ABD, Nil Nehri suyunun paylaşımı konusunda Etiyopya, Mısır ve Sudan arasındaki anlaşmazlıkları artıran Nahda (Hedasi / Rönesans) Barajı’yla ilgili bir anlaşma yapılması için taraflara baskı uyguladı. Üç ülke arasında ABD ve Dünya Bankası himayesinde başlayan ve yaklaşık dört ay süren müzakere turu geçtiğimiz Şubat ayında, Kahire’nin kabul ettiği, ancak Addis Ababa’nın Washington tarafından hazırlanan anlaşmayı imzalamayı reddetmesiyle başarısızlıkla sonuçlandı. Etiyopya, anlaşmanın kendisini uzun süren bir kuraklık halinde baraj rezervuarındaki suyu kabul edilemeyecek kadar düşük seviyelere indirmeye mecbur edeceğini, bununla birlikte anlaşmanın Mısır'ın Nil Nehri sularında talep ettiği adaletsiz payı kalıcı hale getirmek için tasarlandığını söyledi.

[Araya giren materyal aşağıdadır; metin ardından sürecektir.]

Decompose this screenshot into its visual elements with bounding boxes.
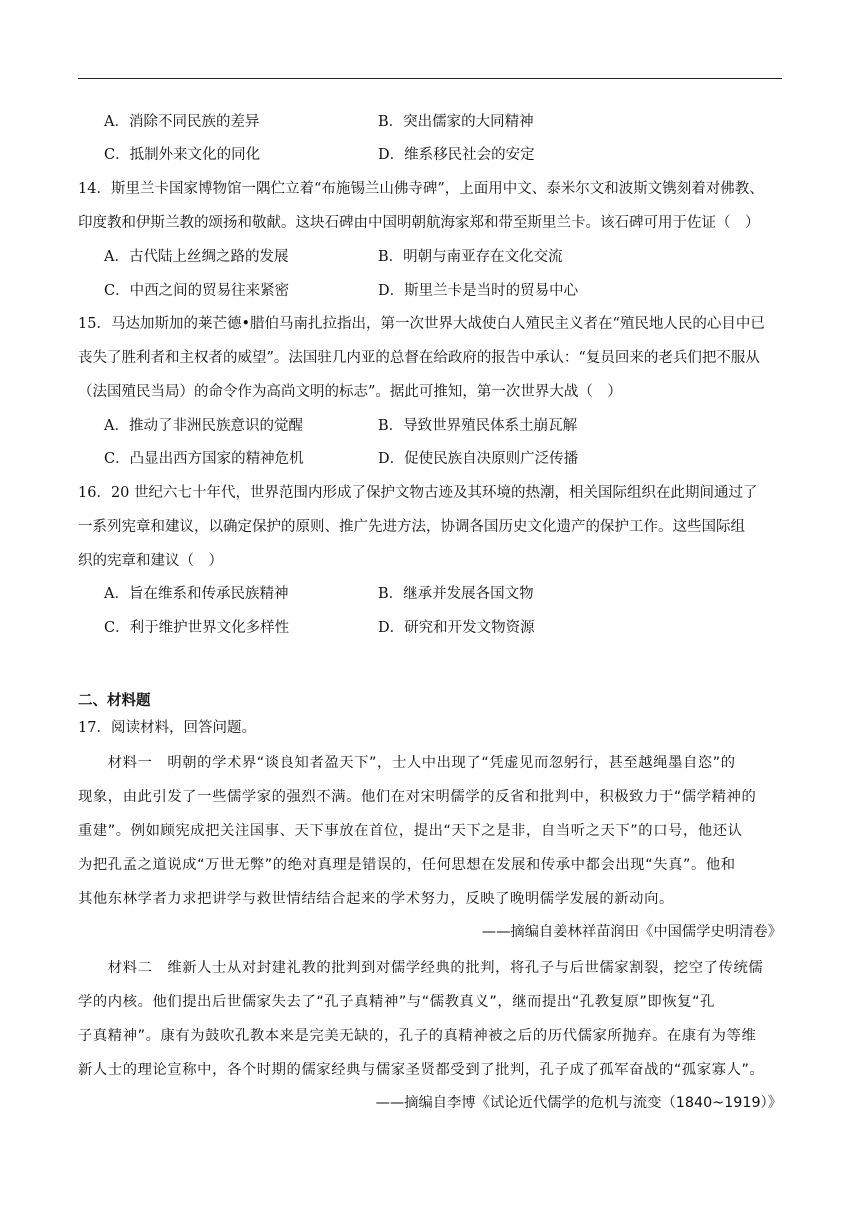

Etiyopya ayrıca, ABD’yi görüşmeler sırasında Mısır’ın lehine davranmakla ve bir gözlemci olarak rolünü aşmakla suçladı. Daha sonra Kahire ve Washington, Addis Ababa'ya bir anlaşmaya varılmadan baraj rezervuarını doldurmasının uluslararası yasal yükümlülüklerin ihlali olacağını bildirdiler. Ancak Etiyopya, barajını tek taraflı olarak doldurma hakkına sahip olduğunu öne sürerek bu iddiayı reddederken, baraj rezervuarının ilk dolum aşamasını geçtiğimiz Temmuz ayında gerçekleştirdi.
*İçerik orijinal haline bağlı kalınarak çevrilmiştir. Independent Türkçe’nin editöryal politikasını yansıtmayabilir.